KM : Au Président de la République, nous demandons d’examiner cette situation avec toute l’attention qu’il accorde habituellement aux préoccupations des citoyens. Nous connaissons son engagement en faveur du « Peuple d’abord ». Nous sollicitons son arbitrage afin que cette disposition puisse être réévaluée dans l’intérêt des travailleurs.
Au Gouvernement, nous demandons de poursuivre les réformes fiscales dans un esprit de justice sociale. Quant au Parlement, nous rappelons que les députés et les sénateurs représentent les citoyens qui les ont élus. Ils ont la responsabilité de s’assurer que les lois adoptées améliorent réellement les conditions de vie de la population.
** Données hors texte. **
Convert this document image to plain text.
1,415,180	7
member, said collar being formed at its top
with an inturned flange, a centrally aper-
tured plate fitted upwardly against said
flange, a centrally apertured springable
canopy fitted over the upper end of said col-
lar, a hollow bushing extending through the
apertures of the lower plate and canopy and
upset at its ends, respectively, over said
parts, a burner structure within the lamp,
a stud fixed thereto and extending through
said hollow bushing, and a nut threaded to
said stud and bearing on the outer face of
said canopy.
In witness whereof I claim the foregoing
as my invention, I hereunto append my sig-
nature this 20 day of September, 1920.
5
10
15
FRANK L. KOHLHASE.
WAK : Quel message adressez-vous aux travailleurs qui vous ont mandaté pour porter cette revendication ?
KM : J’appelle l’ensemble des travailleurs à rester unis, responsables et confiants. Notre combat est mené dans le strict respect des institutions de la République. Nous continuerons à privilégier le dialogue et les voies légales afin d’obtenir une solution juste. J’invite également les travailleurs à interpeller démocratiquement leurs représentants élus afin que leurs préoccupations soient prises en compte.
Notre engagement demeure celui de la justice sociale, de la dignité des retraités et de la protection des générations futures de travailleurs. Nous restons convaincus qu’un dialogue constructif permettra de trouver une solution équilibrée dans l’intérêt de tous.